I developed my recipe for this classic dish years ago, in consultation with a Greek friend whose Mum made an excellent version. I use a 21cm square baking dish to give four chunky serves, but you can use whatever size you have, alternating the pastry sheets in a way to cover all of the sides as well as the base. For a more delicate presentation – and more fillo crunch – cut the fillo into long strips, place a tablespoon or so of filling at one end and fold over and over into little triangular parcels or roll into ‘cigar’ shapes. These smaller pastries will only take 15-20 minutes to bake and are great finger food for parties or as an entrée. I use Antoniou brand fillo made by a small family business in Sydney. I like to serve spanakopita with a salad of mixed heirloom tomatoes and red onion for a bit of contrasting colour. And while a glass of ouzo would be an appropriate accompaniment, I prefer Lark Hill’s grüner veltliner, a delicious Austrian variety with the zing of riesling and some of the floral aroma of gewürztraminer. This biodynamic Canberra winery was the first to release grüner veltliner in Australia and it compares very favourably with the Austrian versions I’ve had. Yiasou!

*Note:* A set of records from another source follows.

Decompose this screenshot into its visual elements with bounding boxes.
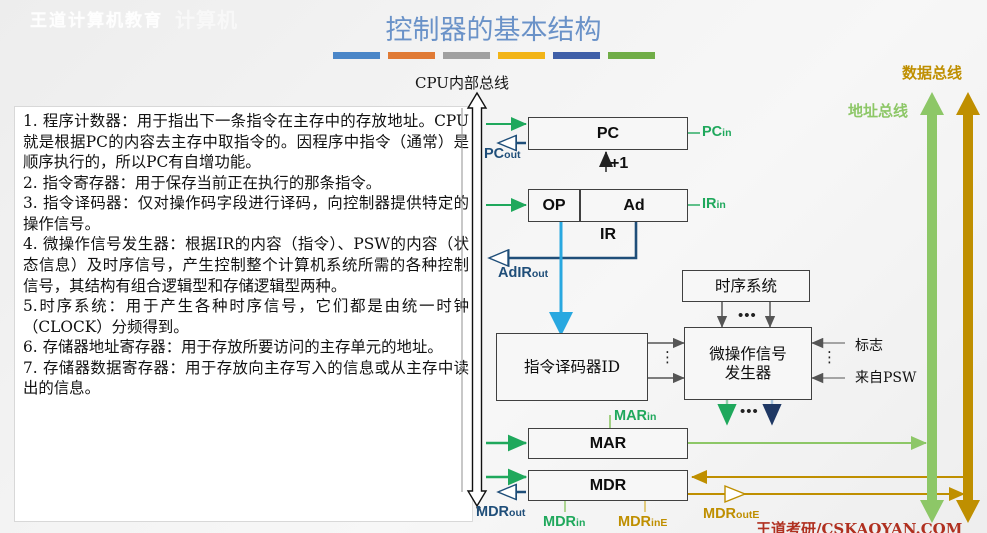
- scrollbar-thumb[interactable]: [473, 106, 481, 406]
- slide-canvas: 王道计算机教育 计算机 控制器的基本结构 CPU内部总线 地址总线 数据总线 1…: [0, 0, 987, 533]
- title-color-rule: [333, 52, 655, 59]
- block-microop-signal-generator[interactable]: 微操作信号 发生器: [684, 327, 812, 400]
- ellipsis-decoder-to-microop: ⋮: [660, 352, 674, 364]
- note-item: 5.时序系统：用于产生各种时序信号，它们都是由统一时钟（CLOCK）分频得到。: [23, 296, 469, 337]
- ellipsis-microop-outputs: •••: [740, 404, 759, 419]
- rule-seg-5: [553, 52, 600, 59]
- signal-label-pcout: PCout: [484, 146, 520, 162]
- signal-label-irin: IRin: [702, 196, 726, 212]
- data-bus-arrow: [956, 92, 980, 523]
- block-pc[interactable]: PC: [528, 117, 688, 150]
- flag-label: 标志: [855, 335, 883, 355]
- from-psw-label: 来自PSW: [855, 367, 916, 387]
- rule-seg-1: [333, 52, 380, 59]
- note-item: 7. 存储器数据寄存器：用于存放向主存写入的信息或从主存中读出的信息。: [23, 358, 469, 399]
- rule-seg-4: [498, 52, 545, 59]
- block-mar[interactable]: MAR: [528, 428, 688, 459]
- cpu-internal-bus-label: CPU内部总线: [415, 72, 509, 93]
- note-item: 6. 存储器地址寄存器：用于存放所要访问的主存单元的地址。: [23, 337, 469, 358]
- signal-label-adirout: AdIRout: [498, 265, 548, 281]
- pc-increment-label: +1: [610, 155, 628, 173]
- rule-seg-2: [388, 52, 435, 59]
- block-timing-system[interactable]: 时序系统: [682, 270, 810, 302]
- adirout-gate-icon: [489, 250, 508, 266]
- mdrout-gate-icon: [498, 485, 516, 500]
- note-item: 1. 程序计数器：用于指出下一条指令在主存中的存放地址。CPU就是根据PC的内容…: [23, 111, 469, 173]
- address-bus-arrow: [920, 92, 944, 523]
- block-instruction-decoder[interactable]: 指令译码器ID: [496, 333, 648, 401]
- note-item: 2. 指令寄存器：用于保存当前正在执行的那条指令。: [23, 173, 469, 194]
- microop-line-1: 微操作信号: [709, 345, 787, 363]
- mdroute-gate-icon: [725, 486, 745, 502]
- signal-label-mdrout: MDRout: [476, 504, 525, 520]
- rule-seg-3: [443, 52, 490, 59]
- data-bus-label: 数据总线: [902, 62, 962, 83]
- block-op[interactable]: OP: [528, 189, 580, 222]
- signal-label-marin: MARin: [614, 408, 656, 424]
- page-title: 控制器的基本结构: [0, 8, 987, 47]
- signal-label-mdroute: MDRoutE: [703, 506, 759, 522]
- signal-label-mdrin: MDRin: [543, 514, 585, 530]
- address-bus-label: 地址总线: [848, 100, 908, 121]
- signal-label-mdrine: MDRinE: [618, 514, 667, 530]
- notes-scrollbar[interactable]: ▼: [472, 106, 481, 522]
- block-ir-label: IR: [580, 222, 636, 247]
- rule-seg-6: [608, 52, 655, 59]
- ellipsis-timing-to-microop: •••: [738, 308, 757, 323]
- microop-line-2: 发生器: [725, 364, 772, 382]
- notes-panel: 1. 程序计数器：用于指出下一条指令在主存中的存放地址。CPU就是根据PC的内容…: [14, 106, 480, 522]
- block-ad[interactable]: Ad: [580, 189, 688, 222]
- footer-watermark: 王道考研/CSKAOYAN.COM: [756, 518, 962, 533]
- note-item: 4. 微操作信号发生器：根据IR的内容（指令）、PSW的内容（状态信息）及时序信…: [23, 234, 469, 296]
- block-mdr[interactable]: MDR: [528, 470, 688, 501]
- note-item: 3. 指令译码器：仅对操作码字段进行译码，向控制器提供特定的操作信号。: [23, 193, 469, 234]
- ellipsis-psw-inputs: ⋮: [822, 352, 836, 364]
- signal-label-pcin: PCin: [702, 124, 732, 140]
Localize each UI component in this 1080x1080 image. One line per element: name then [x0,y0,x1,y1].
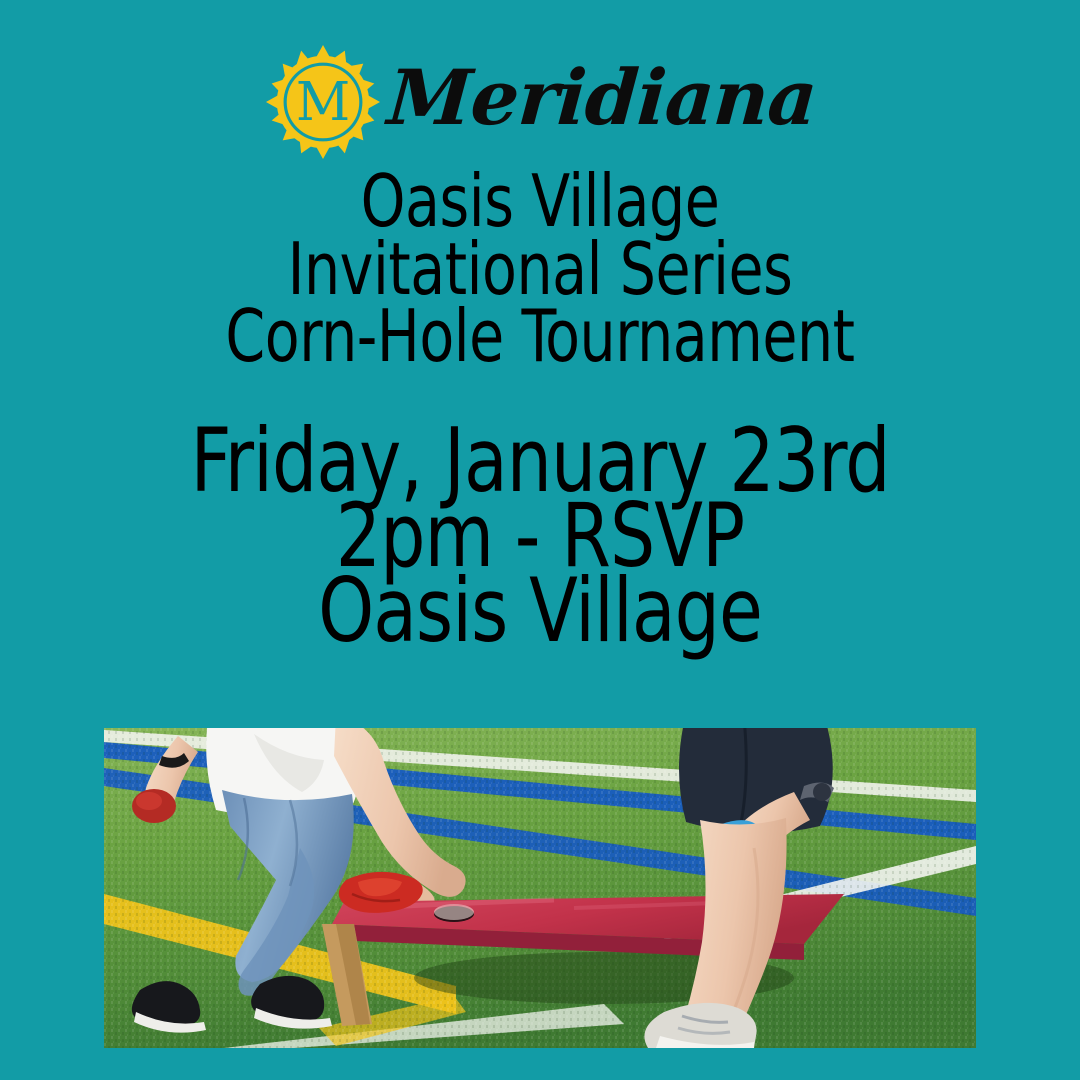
details-block: Friday, January 23rd 2pm - RSVP Oasis Vi… [0,424,1080,648]
event-flyer: M Meridiana Oasis Village Invitational S… [0,0,1080,1080]
photo-illustration [104,728,976,1048]
headline-block: Oasis Village Invitational Series Corn-H… [0,168,1080,371]
headline-line-3: Corn-Hole Tournament [65,303,1015,371]
brand-name: Meridiana [385,60,818,136]
event-location: Oasis Village [54,574,1026,649]
cornhole-game-photo [104,728,976,1048]
svg-text:M: M [296,71,350,133]
sun-burst-monogram-icon: M [264,43,382,161]
headline-line-2: Invitational Series [65,236,1015,304]
brand-lockup: M Meridiana [0,42,1080,162]
headline-line-1: Oasis Village [65,168,1015,236]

- ¼ cup extra virgin olive oil,
plus extra for brushing
- 500g baby spinach
- 300g ricotta
- 400g feta
- ¼ cup finely chopped dill sprigs
- 5 green onions, finely chopped
- 14 sheets fillo pastry
If you enjoy spanakopita, you’ll love prasopita (Greek leek and cheese pie).
- Preheat oven to185°C.
- Heat oil in a large, high-sided frying pan over low heat.
- Add spinach, cover and cook for 5-10 minutes, stirring frequently, until spinach is thoroughly wilted. Depending on the size of your pan, you may need to add spinach in batches as each lot wilts a little to make room for more.
- Tip spinach into a sieve and set aside to cool enough to handle then squeeze to remove as much liquid as possible. Chop roughly.
- Mash ricotta and feta together, then mix in spinach, dill and green onion.
- Brush a baking dish with oil.
- Lay the sheets of fillo pastry on a flat, dry surface. Brush the top sheet with oil and lay it, oil side up, into the baking dish, ideally lining the sides as well as the base, with any excess hanging over the edge. Repeat with 11 more sheets, positioning them to line the base and sides of the baking dish.
- Spoon the filling evenly into the pastry.
- Brush half of another sheet of pastry with oil, fold in half, brush the top with oil and lay over the top of the filling. Repeat with remaining sheet. Fold overhanging pastry from the sides over the top. Brush the top with oil.
- Bake for about 40 minutes, until pastry is golden.